A iniciativa surge diante da crescente insatisfação do setor com a predominância de atrações externas nas festas de São João realizadas pelos municípios, muitas delas financiadas com recursos públicos. O movimento defende que o São João, uma das maiores manifestações culturais da Bahia e importante motor de geração de emprego, renda e identidade cultural, deve fortalecer prioritariamente a economia criativa local.

A proposta de TAC apresentada pelos coletivos de forrozeiros sugere que ao menos 50% das atrações das programações juninas sejam compostas por artistas baianos de forró, tanto em número de contratações quanto, preferencialmente, no volume de recursos investidos. O documento também prevê maior transparência nas contratações, com divulgação prévia das grades e dos valores pagos, além do respeito às legislações vigentes sobre contratação pública.

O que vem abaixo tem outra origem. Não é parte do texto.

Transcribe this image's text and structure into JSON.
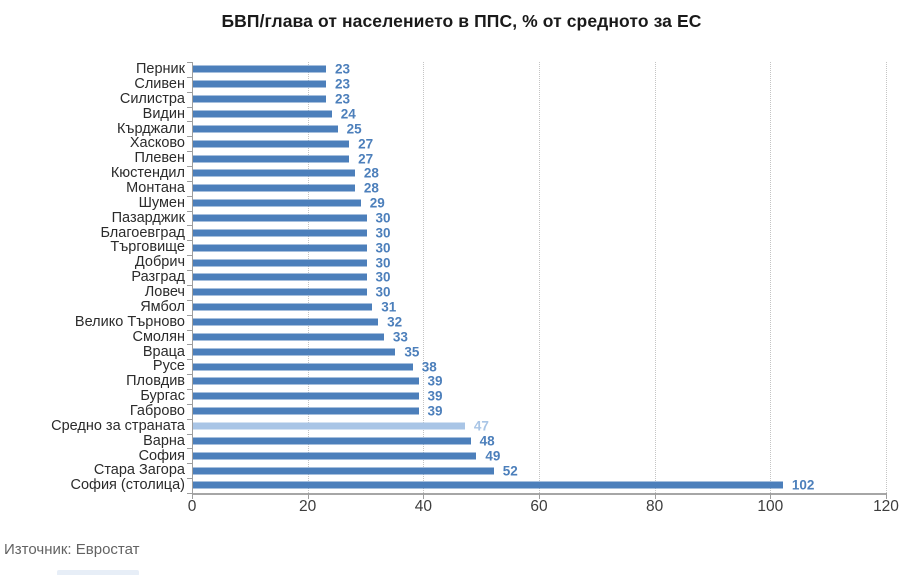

Entre os pontos defendidos estão ainda o monitoramento do cumprimento do TAC pelo Ministério Público Estadual e pelo Tribunal de Contas dos Municípios, a atuação da UPB como articuladora e orientadora dos gestores municipais e o apoio institucional do Governo do Estado da Bahia, por meio de suas secretarias e órgãos de cultura.

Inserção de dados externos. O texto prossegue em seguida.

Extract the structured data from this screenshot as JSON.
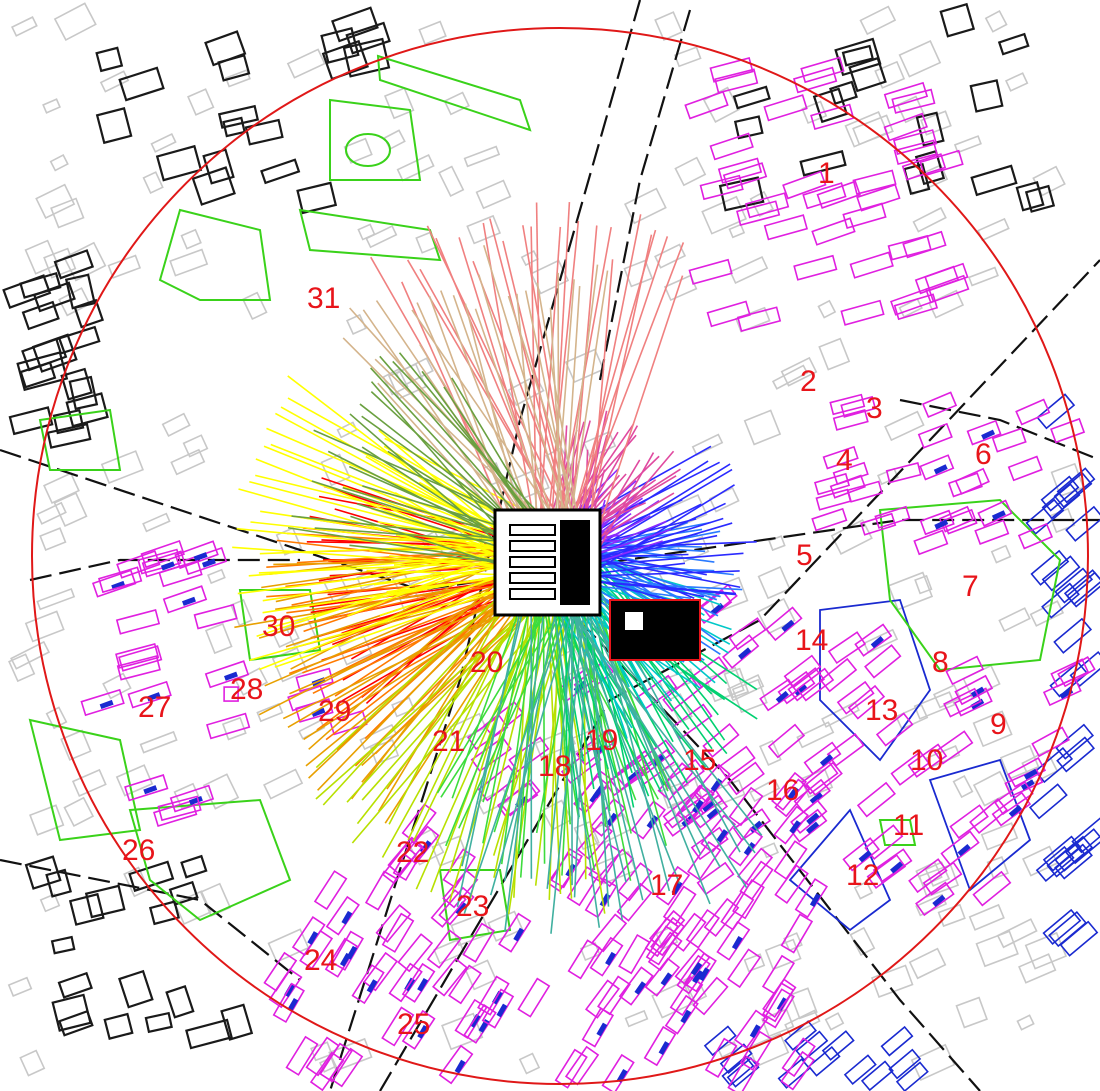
{
  "map": {
    "colors": {
      "background": "#ffffff",
      "radius_circle": "#e01818",
      "label": "#e8141a",
      "road": "#111111",
      "building_gray": "#c8c8c8",
      "building_black": "#1a1a1a",
      "residential": "#e020e0",
      "public": "#3ad21a",
      "blue": "#1a2ad0",
      "site": "#000000"
    },
    "zones": [
      {
        "id": "1",
        "label": "1"
      },
      {
        "id": "2",
        "label": "2"
      },
      {
        "id": "3",
        "label": "3"
      },
      {
        "id": "4",
        "label": "4"
      },
      {
        "id": "5",
        "label": "5"
      },
      {
        "id": "6",
        "label": "6"
      },
      {
        "id": "7",
        "label": "7"
      },
      {
        "id": "8",
        "label": "8"
      },
      {
        "id": "9",
        "label": "9"
      },
      {
        "id": "10",
        "label": "10"
      },
      {
        "id": "11",
        "label": "11"
      },
      {
        "id": "12",
        "label": "12"
      },
      {
        "id": "13",
        "label": "13"
      },
      {
        "id": "14",
        "label": "14"
      },
      {
        "id": "15",
        "label": "15"
      },
      {
        "id": "16",
        "label": "16"
      },
      {
        "id": "17",
        "label": "17"
      },
      {
        "id": "18",
        "label": "18"
      },
      {
        "id": "19",
        "label": "19"
      },
      {
        "id": "20",
        "label": "20"
      },
      {
        "id": "21",
        "label": "21"
      },
      {
        "id": "22",
        "label": "22"
      },
      {
        "id": "23",
        "label": "23"
      },
      {
        "id": "24",
        "label": "24"
      },
      {
        "id": "25",
        "label": "25"
      },
      {
        "id": "26",
        "label": "26"
      },
      {
        "id": "27",
        "label": "27"
      },
      {
        "id": "28",
        "label": "28"
      },
      {
        "id": "29",
        "label": "29"
      },
      {
        "id": "30",
        "label": "30"
      },
      {
        "id": "31",
        "label": "31"
      }
    ],
    "sunlight_ray_colors": [
      "#ff0000",
      "#ff7a00",
      "#e8a000",
      "#ffff00",
      "#b8e000",
      "#3ddc3d",
      "#00d070",
      "#00c8c8",
      "#2a7aff",
      "#2a2aff",
      "#8a2aff",
      "#e04aa0",
      "#f08080",
      "#d4b48c",
      "#6aa040",
      "#40b0a0"
    ]
  }
}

Segundo os organizadores, a adoção do TAC pode resultar no fortalecimento do forró e da cultura popular baiana, na ampliação da geração de emprego e renda para artistas e trabalhadores da cultura, no uso mais equilibrado dos recursos públicos e na redução de conflitos jurídicos relacionados às contratações artísticas.

A mobilização desta quinta-feira reforça o apelo por diálogo institucional e pela construção de soluções que aliem legalidade, desenvolvimento econômico e valorização da identidade cultural baiana.